Captivity can be experienced through many physical, psychic, spatial, and relational processes. Most of these modes of captivity demand ethical attention, as with ending the shackling of pregnant women. But they also require inquiry into the possibilities such captivity may paradoxically open up. While it may be unsettling to confront, we must also look to the ways that captivity, even when it is as harsh as chaining a pregnant woman in childbirth, can cultivate ambiguous forms of care.
Morgan, Lynn M., and Elizabeth F. S. Roberts. 2012. "Reproductive Governance in Latin America." Anthropology and Medicine 19, no. 2: 241–54.
Ginsburg, Faye, and Anna Lowenhaupt Tsing, eds. 1992. Uncertain Terms: Negotiating Gender in American Culture. Boston: Beacon Press.

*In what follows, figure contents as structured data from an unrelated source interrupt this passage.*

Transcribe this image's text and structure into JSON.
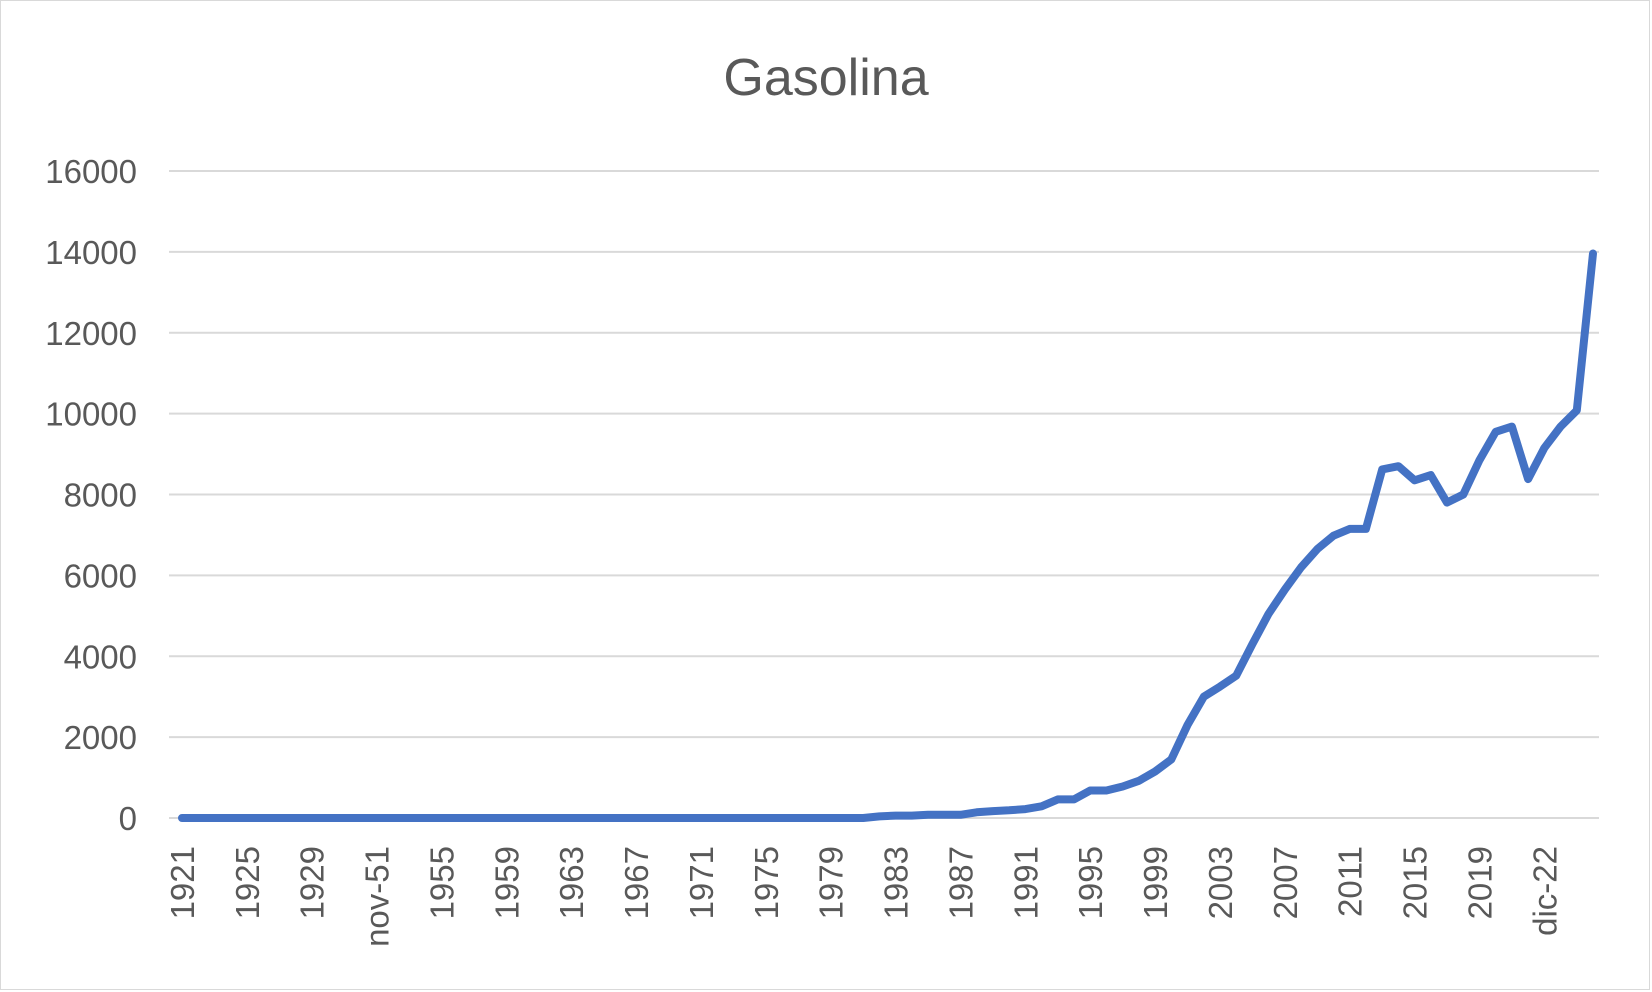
{
  "chart_data": {
    "type": "line",
    "title": "Gasolina",
    "xlabel": "",
    "ylabel": "",
    "ylim": [
      0,
      16000
    ],
    "y_ticks": [
      0,
      2000,
      4000,
      6000,
      8000,
      10000,
      12000,
      14000,
      16000
    ],
    "grid": true,
    "legend": "none",
    "x_tick_labels": [
      "1921",
      "1925",
      "1929",
      "nov-51",
      "1955",
      "1959",
      "1963",
      "1967",
      "1971",
      "1975",
      "1979",
      "1983",
      "1987",
      "1991",
      "1995",
      "1999",
      "2003",
      "2007",
      "2011",
      "2015",
      "2019",
      "dic-22"
    ],
    "series": [
      {
        "color": "#4472c4",
        "values": [
          0,
          0,
          0,
          0,
          0,
          0,
          0,
          0,
          0,
          0,
          0,
          0,
          0,
          0,
          0,
          0,
          0,
          0,
          0,
          0,
          0,
          0,
          0,
          0,
          0,
          0,
          0,
          0,
          0,
          0,
          0,
          0,
          0,
          0,
          0,
          0,
          0,
          0,
          0,
          0,
          0,
          0,
          0,
          40,
          60,
          60,
          80,
          80,
          80,
          140,
          170,
          190,
          220,
          290,
          460,
          460,
          680,
          680,
          780,
          920,
          1150,
          1450,
          2300,
          3000,
          3250,
          3520,
          4300,
          5050,
          5650,
          6200,
          6650,
          6980,
          7150,
          7150,
          8620,
          8700,
          8350,
          8480,
          7800,
          8000,
          8850,
          9550,
          9680,
          8380,
          9150,
          9680,
          10080,
          13960
        ]
      }
    ]
  }
}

Sufrin, Carolyn. 2017. Jailcare: Finding the Safety Net for Women Behind Bars. Oakland: University of California Press.
Taylor, Janelle S. 2008. The Public Life of the Fetal Sonogram: Technology, Consumption, and the Politics of Reproduction. New Brunswick, N.J.: Rutgers University Press.
Wendland, Claire L. 2007. “The Vanishing Mother: Cesarean Section and ‘Evidence-Based Obstetrics.’” Medical Anthropology Quarterly 21, no. 2: 218–33.